Alla fine del Settecento, inoltre, nel Regno di Napoli e in Sicilia vennero fondate le “scuole normali”, che conobbero una diffusione immediata e capillare. Gli sforzi governativi ottennero quasi subito risultati assai lusinghieri: fra il 1792 e il 1793 si contano oltre centodieci istituti - sommando quelli presenti nella capitale e nelle province del continente - in cui venne applicato con successo il metodo normale.
Per quanto concerne la Sicilia, dove mirabile fu l’impegno pedagogico di Giovanni Agostino De Cosmi, alla munificenza di privati cittadini fu dovuta l’apertura delle scuole di Augusta e Randazzo; l’abate Santacolomba creò a sue spese un centro d’istruzione nel seminario di S. Lucia del Mela; due scuole vennero attivate dentro il Palazzo reale di Palermo grazie a un finanziamento del viceré Caramanico e altre cinque videro la luce a carico delle rendite della Real Magione in Prizzi, Palazzo Adriano, Chiusa Sclafani, Giuliana e Palermo. I municipi, dal canto loro, si adoperarono con impegno nell’istituire scuole normali, in una nobile gara che coinvolse tanto piccoli comuni - come, fra gli altri, Aci S. Antonio, Gagliano, Tortorici, Viagrande - quanto grossi centri urbani delle dimensioni di Caltagirone, Caltanissetta, Marsala, Noto, Termini.
Sebbene con alterne vicende, insomma, la consapevolezza, “del diritto e del dovere dello Stato di provvedere all’istruzione dei cittadini, non verrà più meno anche quando le vicende politiche ne offuscheranno o ne indeboliranno il valore”: sono parole - scritte nel 1927 - di uno storico che, ancora una volta, non ebbe nulla da spartire con il “borbonismo”, Alfredo Zazo.

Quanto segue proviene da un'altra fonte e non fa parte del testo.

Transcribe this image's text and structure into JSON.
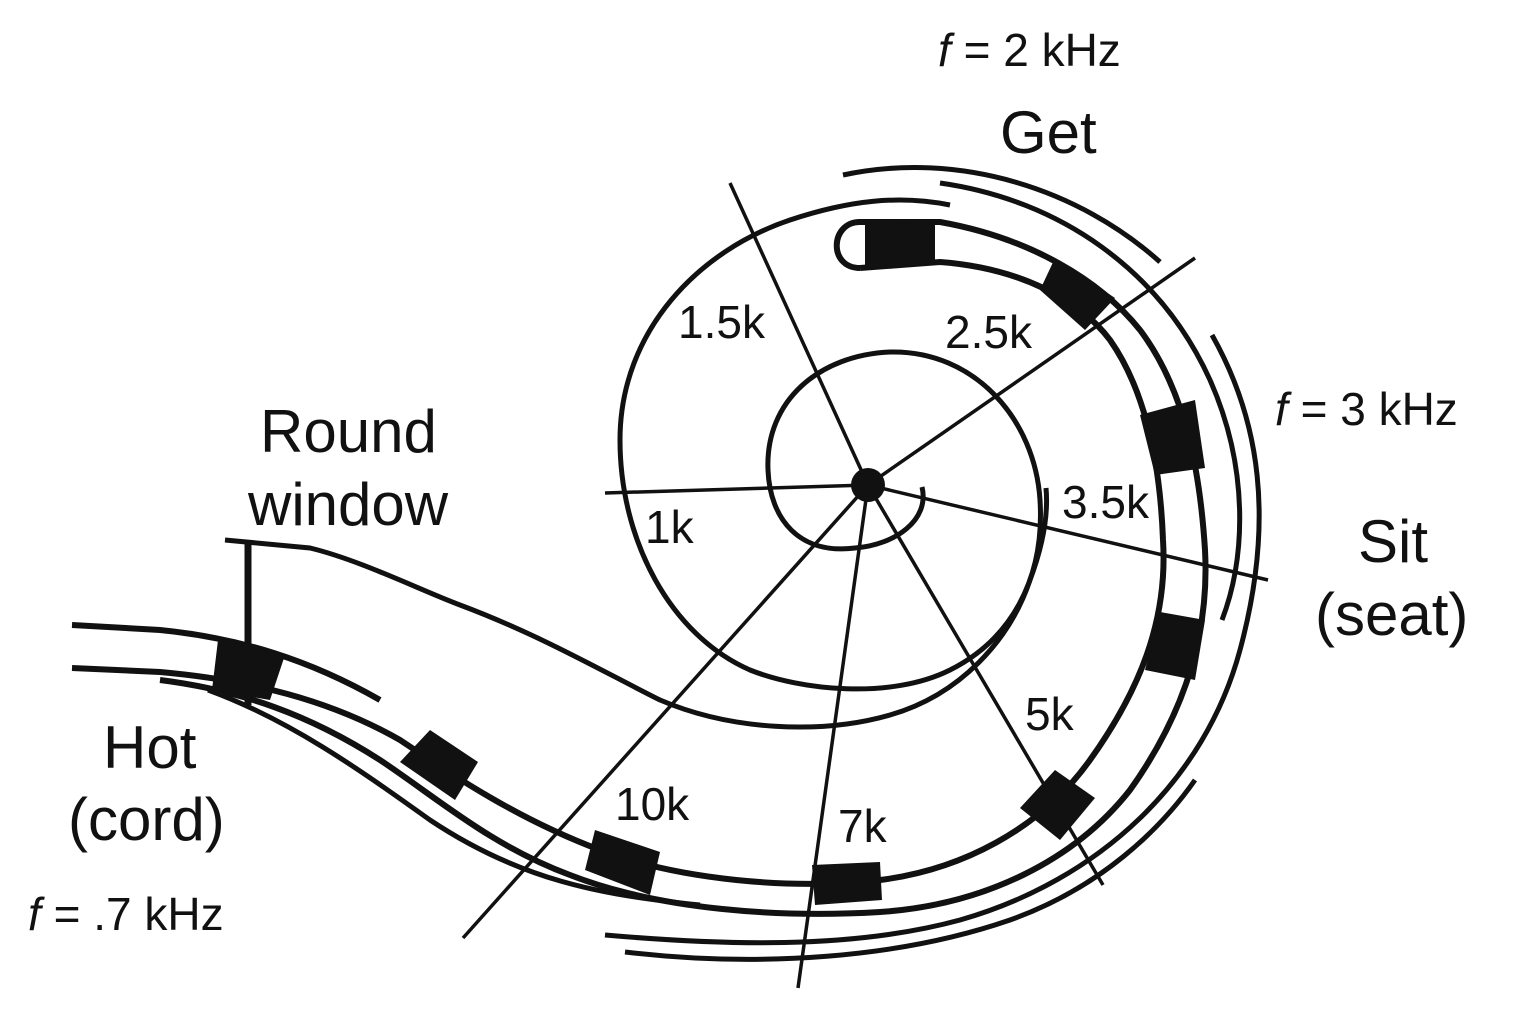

Proprio Zazo riporta, alla fine della sua importante monografia sull’istruzione pubblica e privata nel Napoletano dal 1767 al 1860, una dichiarazione illuminante di un “padre della patria”, che dai Borbone era stato perseguitato, ovvero Luigi Settembrini: “Noi altri Napoletani paghiamo la pena di una nostra bugia: abbiamo gridato per tutto il mondo che i Borboni ci avevano imbarbariti e imbestiati e tutto il mondo ci ha creduto bestie, specialmente il Piemonte, che non aveva tutta la colpa quando ci mandò i sillabari e le grammatiche italiane”.